Non ! C’est-à-dire que moi, j’aime les Québécois. Tous. Si t’es Québécois, je t’aime. Et si le Québec a décidé de voter pour la CAQ, je ne peux que… Le Québec écoute du Kaïn, il va manger du Normandin… et il vote pour la CAQ. Je ne peux pas en vouloir à personne, si c’est ça qu’on veut. Le modèle social n’a pas changé, il ne changera pas avec la CAQ. Avec Québec solidaire, il changerait, mais pas avec la CAQ. Donc, concernant ce qui s’est passé lundi, je suis heureux si les Québécois sont heureux.
C’est par amour pour son monde que Jérôme 50 affirme ça, donc, et non pour se plier à la majorité ?
Exactement !
C’est ton premier album complet. Souvent les premiers albums d’artistes contiennent une accumulation de chansons datant des origines de leur vie musicale et créative jusqu’à aujourd’hui. Ça s’est passé comment pour toi ce processus de création ? Sur une courte période ou as-tu des pièces qui datent de ton adolescence ?
Il y a une pièce que je traîne depuis longtemps et qui s’appelle Je t’aime tellement, que j’ai sortie en 2013 et qu’on a réenregistré de manière totalement différente avec un piano et un quatuor à cordes. On l’a dépoussiérée, puis on l’a revampée. Sinon, moi je prends beaucoup de temps pour écrire mes tounes. Des chansons comme Prendre une douche, ou comme Sexe, drogue, ceri$e$ et rock n’ roll. Elles ont pu me prendre de six mois à un an à écrire. Le deuxième couplet de Prendre une douche, ça m’a pris un an avant que je le trouve.
J’ai mis beaucoup de temps dans l’écriture, alors que la production en studio s’est faite rapidement. On a laissé place à la magie en studio, alors que l’écriture s’est faite sur le long terme, à partir de 2013 ou 2014.
Prochaine question, un peu cheapo–Échos Vedettes, que tu as dû entendre plusieurs fois depuis le début de ta tournée de promotion…
J’ai laissé Marie-Mai, on ne sort plus ensemble.
Non, plutôt par rapport à ton style musical. Tu rejettes les styles et les étiquettes, préférant te désigner comme un gars qui écrit de tounes, mais est-ce que certains artistes ou certains thèmes inspirent particulièrement ton écriture ?
Le fil conducteur entre mes chansons – entre Wéke n’ béke et Je t’aime tellement, il y a une grosse différence -, se trouve particulièrement dans mes paroles.

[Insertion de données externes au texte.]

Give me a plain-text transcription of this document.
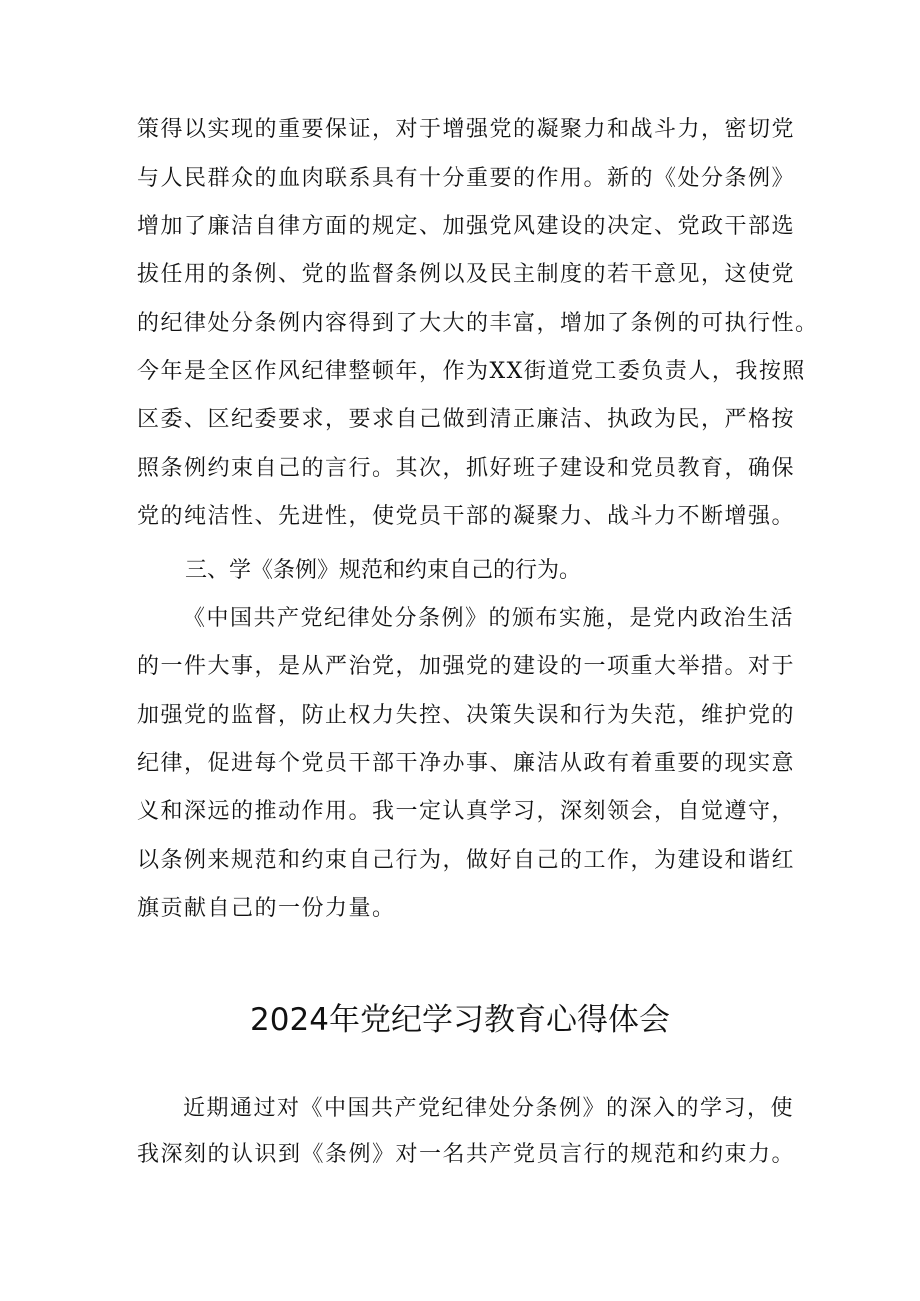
策得以实现的重要保证，对于增强党的凝聚力和战斗力，密切党
与人民群众的血肉联系具有十分重要的作用。新的《处分条例》
增加了廉洁自律方面的规定、加强党风建设的决定、党政干部选
拔任用的条例、党的监督条例以及民主制度的若干意见，这使党
的纪律处分条例内容得到了大大的丰富，增加了条例的可执行性。
今年是全区作风纪律整顿年，作为XX街道党工委负责人，我按照
区委、区纪委要求，要求自己做到清正廉洁、执政为民，严格按
照条例约束自己的言行。其次，抓好班子建设和党员教育，确保
党的纯洁性、先进性，使党员干部的凝聚力、战斗力不断增强。
三、学《条例》规范和约束自己的行为。
《中国共产党纪律处分条例》的颁布实施，是党内政治生活
的一件大事，是从严治党，加强党的建设的一项重大举措。对于
加强党的监督，防止权力失控、决策失误和行为失范，维护党的
纪律，促进每个党员干部干净办事、廉洁从政有着重要的现实意
义和深远的推动作用。我一定认真学习，深刻领会，自觉遵守，
以条例来规范和约束自己行为，做好自己的工作，为建设和谐红
旗贡献自己的一份力量。
2024年党纪学习教育心得体会
近期通过对《中国共产党纪律处分条例》的深入的学习，使
我深刻的认识到《条例》对一名共产党员言行的规范和约束力。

J’essaie de mettre des couleurs particulières dans mes textes. Il y a une suite logique dans l’album à ce niveau-là.
Je suis influencé par les grands de la chanson francophone comme Richard Desjardins, Georges Brassens, Fred Fortin, Avec pas d’casque. C’est des artistes dont j’admire les textes. J’écoute aussi beaucoup de musique pop : en m’en venant, j’écoutais du Katy Perry et du Kesha. C’est un mélange. J’ai un amour pour la poésie en quelque sorte recherchée, mais aussi pour la musique pop, même si ce n’est pas du top 40 ce que je fais.

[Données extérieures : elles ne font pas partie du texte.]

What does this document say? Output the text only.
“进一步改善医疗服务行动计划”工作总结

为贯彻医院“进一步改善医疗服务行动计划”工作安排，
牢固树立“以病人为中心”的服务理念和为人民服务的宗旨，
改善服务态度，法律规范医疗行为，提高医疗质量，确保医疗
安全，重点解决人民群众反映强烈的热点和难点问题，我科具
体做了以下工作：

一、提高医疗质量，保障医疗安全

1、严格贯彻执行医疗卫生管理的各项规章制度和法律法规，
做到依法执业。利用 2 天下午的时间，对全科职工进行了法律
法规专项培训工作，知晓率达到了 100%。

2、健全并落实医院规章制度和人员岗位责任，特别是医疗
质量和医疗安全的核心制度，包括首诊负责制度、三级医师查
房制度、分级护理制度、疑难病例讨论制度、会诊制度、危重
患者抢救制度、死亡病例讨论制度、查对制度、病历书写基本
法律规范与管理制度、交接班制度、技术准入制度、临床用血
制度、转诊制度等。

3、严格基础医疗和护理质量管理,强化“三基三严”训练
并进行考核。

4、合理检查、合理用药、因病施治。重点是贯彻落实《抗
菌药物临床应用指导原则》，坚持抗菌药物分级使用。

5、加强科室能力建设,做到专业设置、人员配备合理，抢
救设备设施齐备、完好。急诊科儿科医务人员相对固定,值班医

Tu as étudié ici à l’Université Laval en linguistique. Est-ce que tes études informent ton écriture ?
Oui, énormément. J’ai fait un cours de syntaxe, et une fois que tu comprends la majeure partie des règles de syntaxe, comment les phrases sont construites, tu peux commencer à déroger de ces règles-là.
Dans le deuxième couplet de Ouh la la, je dis « À quatre pattes dans la broussaille, plus le facteur humidex, ça fait que je suis rentré à la maison le visage plein de Nutella ». Dans la structure logique, ça ne se fait pas, mais avec mon cours de syntaxe, je me sens outillé pour créer ce genre de phrase.
Donc, avant de commencer ce bac, tu étais un auteur plus instinctif ?
Non, j’ai toujours vu les textes de chansons comme un casse-tête dont tu crées les pièces à mesure, mais il faut quand même que ça crée un dessin à la fin.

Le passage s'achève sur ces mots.